There is no party so noisy as the one you're not invited to

Compiled by Linnea Semmerling

Gilles Aubry, Concrete Blossom, Angeliki Diakrousi, Effi & Amir, Serene Hui, Cengiz Mengüç, Santiago Pinyol.

Witte de Withstraat 50

Soft sounds can be hard to hear, while loud sounds can be very reassuring. This is not always due to the sounds themselves, but also to our response. How we respond is influenced by our physical condition, personal experiences, social circumstances, cultural conventions and political choices. Together with artists, musicians and activists, curator Linnea Semmerling investigated the impact of such responses on the Rotterdam soundscape.

The exhibition There is no party so noisy as the one you're not invited to shows how the sound culture in the city has been determined by specific mechanisms to distinguish between desired and undesirable sound since the nineteenth century. The artworks, objects and policy documents in the exhibition make clear how dominant ways of listening—such as white listening, wealthy listening and listening without a hearing impairment—are used as the norm and are enforced with a range of bureaucratic procedures and policy instruments.

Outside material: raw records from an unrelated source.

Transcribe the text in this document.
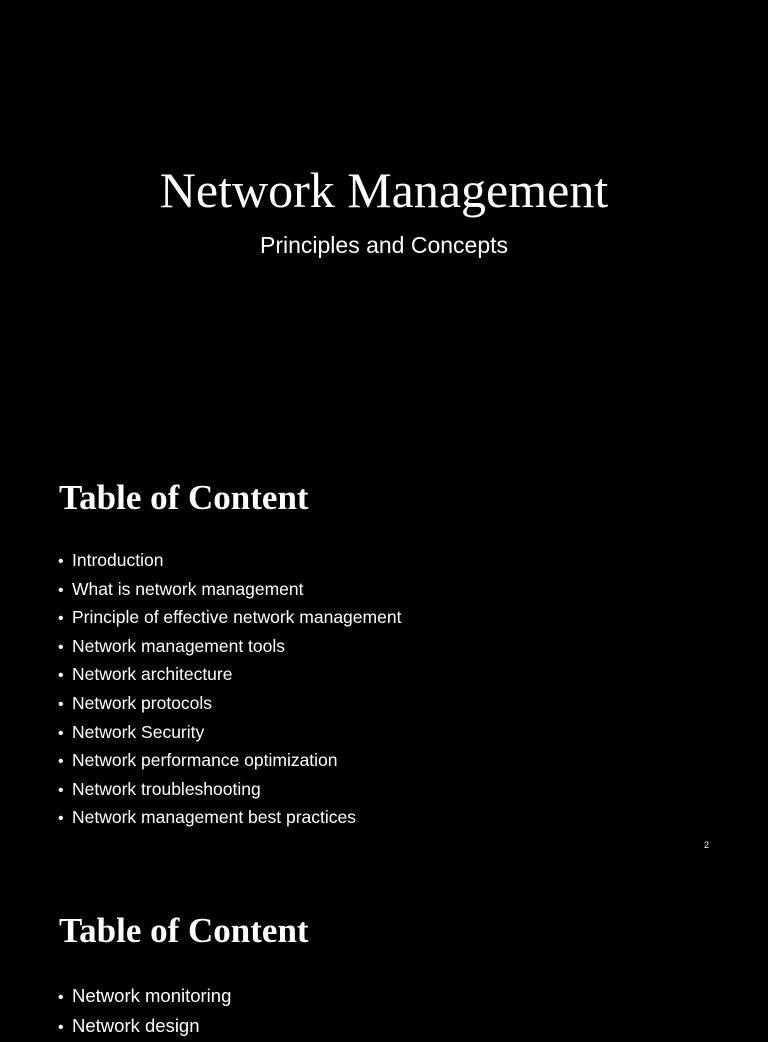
Network Management
Principles and Concepts
Table of Content
• Introduction
• What is network management
• Principle of effective network management
• Network management tools
• Network architecture
• Network protocols
• Network Security
• Network performance optimization
• Network troubleshooting
• Network management best practices
2
Table of Content
• Network monitoring
• Network design
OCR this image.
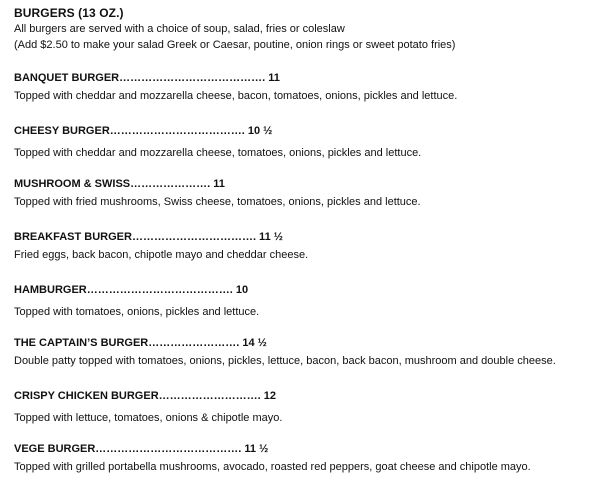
BURGERS (13 OZ.)
All burgers are served with a choice of soup, salad, fries or coleslaw
(Add $2.50 to make your salad Greek or Caesar, poutine, onion rings or sweet potato fries)
BANQUET BURGER…………………………………. 11
Topped with cheddar and mozzarella cheese, bacon, tomatoes, onions, pickles and lettuce.
CHEESY BURGER………………………………. 10 ½
Topped with cheddar and mozzarella cheese, tomatoes, onions, pickles and lettuce.
MUSHROOM & SWISS…………………. 11
Topped with fried mushrooms, Swiss cheese, tomatoes, onions, pickles and lettuce.
BREAKFAST BURGER……………………………. 11 ½
Fried eggs, back bacon, chipotle mayo and cheddar cheese.
HAMBURGER…………………………………. 10
Topped with tomatoes, onions, pickles and lettuce.
THE CAPTAIN’S BURGER……………………. 14 ½
Double patty topped with tomatoes, onions, pickles, lettuce, bacon, back bacon, mushroom and double cheese.
CRISPY CHICKEN BURGER………………………. 12
Topped with lettuce, tomatoes, onions & chipotle mayo.
VEGE BURGER…………………………………. 11 ½
Topped with grilled portabella mushrooms, avocado, roasted red peppers, goat cheese and chipotle mayo.
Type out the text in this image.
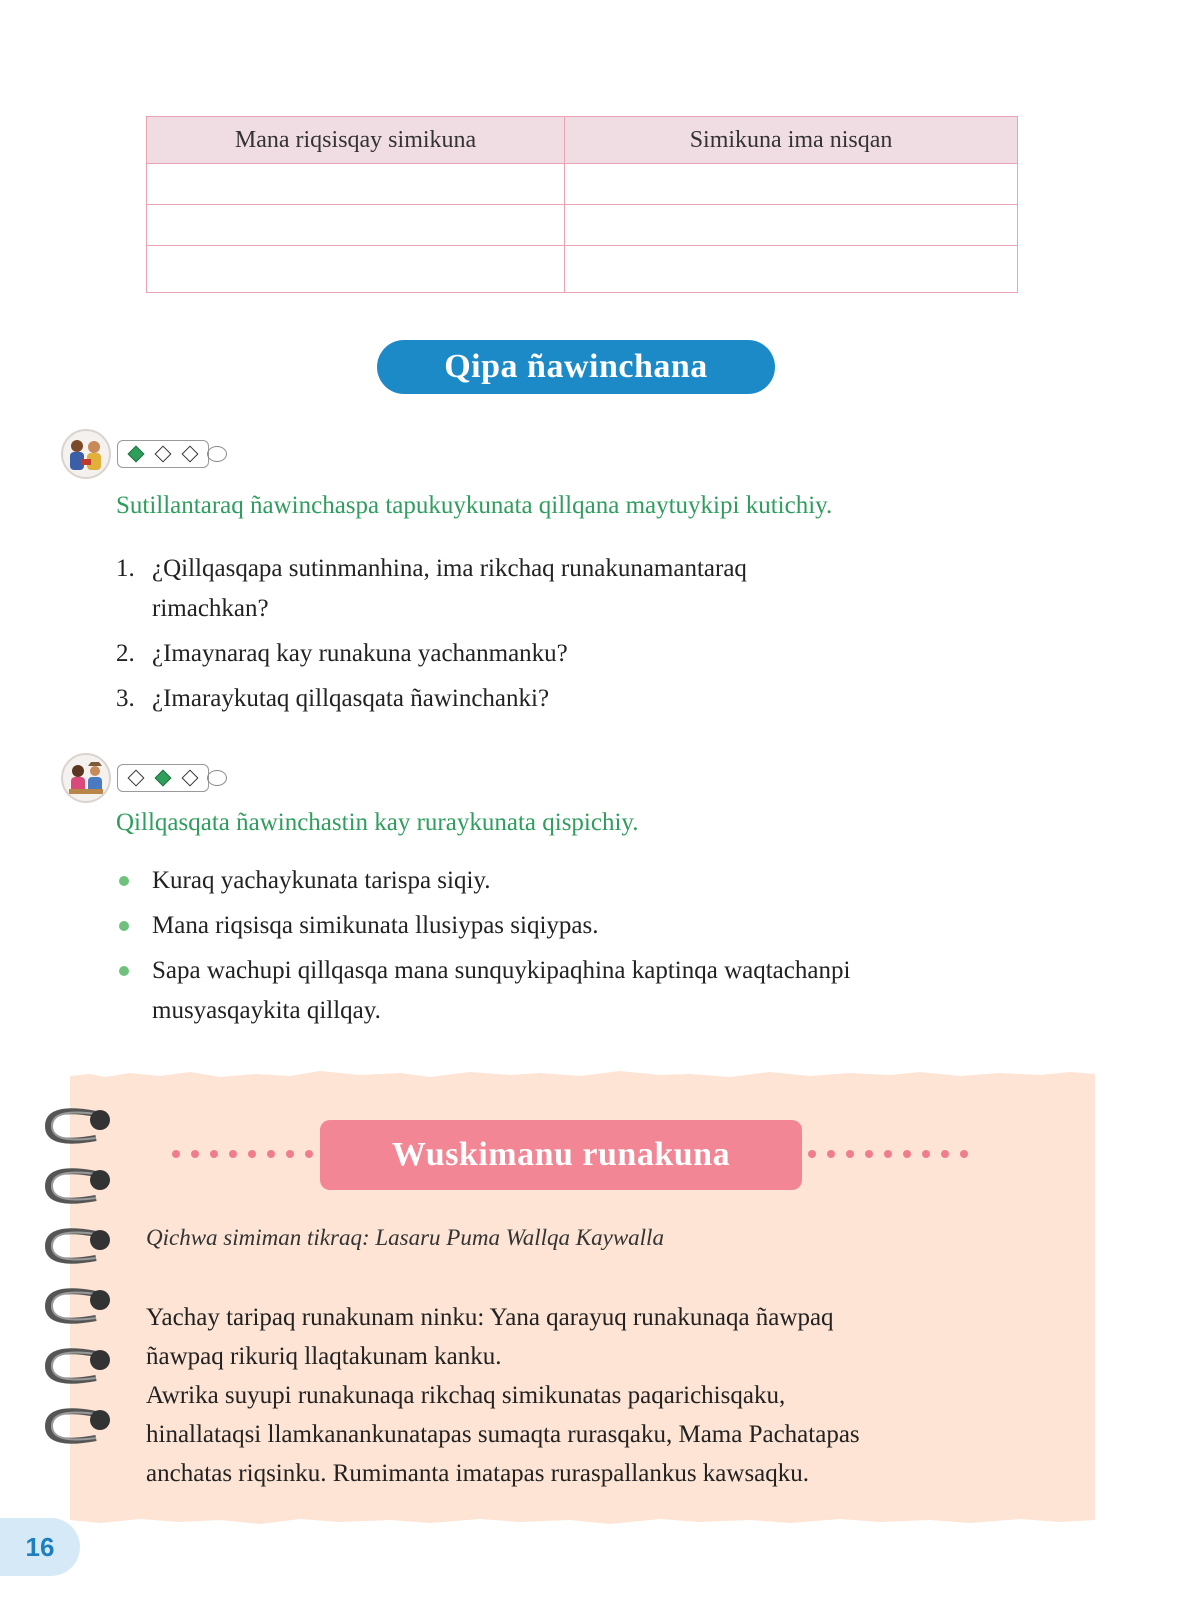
Mana riqsisqay simikuna	Simikuna ima nisqan

Qipa ñawinchana
Sutillantaraq ñawinchaspa tapukuykunata qillqana maytuykipi kutichiy.
1. ¿Qillqasqapa sutinmanhina, ima rikchaq runakunamantaraq
rimachkan?
2. ¿Imaynaraq kay runakuna yachanmanku?
3. ¿Imaraykutaq qillqasqata ñawinchanki?
Qillqasqata ñawinchastin kay ruraykunata qispichiy.
Kuraq yachaykunata tarispa siqiy.
Mana riqsisqa simikunata llusiypas siqiypas.
Sapa wachupi qillqasqa mana sunquykipaqhina kaptinqa waqtachanpi
musyasqaykita qillqay.
Wuskimanu runakuna
Qichwa simiman tikraq: Lasaru Puma Wallqa Kaywalla
Yachay taripaq runakunam ninku: Yana qarayuq runakunaqa ñawpaq
ñawpaq rikuriq llaqtakunam kanku.
Awrika suyupi runakunaqa rikchaq simikunatas paqarichisqaku,
hinallataqsi llamkanankunatapas sumaqta rurasqaku, Mama Pachatapas
anchatas riqsinku. Rumimanta imatapas ruraspallankus kawsaqku.
16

From signs against singing in public places to regulations against popular folk musical instruments; from a registration form that is supposed to regulate the honking at Turkish wedding processions to the policy of banning teenagers from public places by means of an ultrasonic beep.

How could citizens, elected representatives, civil servants and companies become more sensitive to the diversity in the Rotterdam soundscape? Could we learn to deal with sound differently, beyond the dividing lines that current policy draws through the city? Could we respond more sensitively if we learned to listen more empathetically?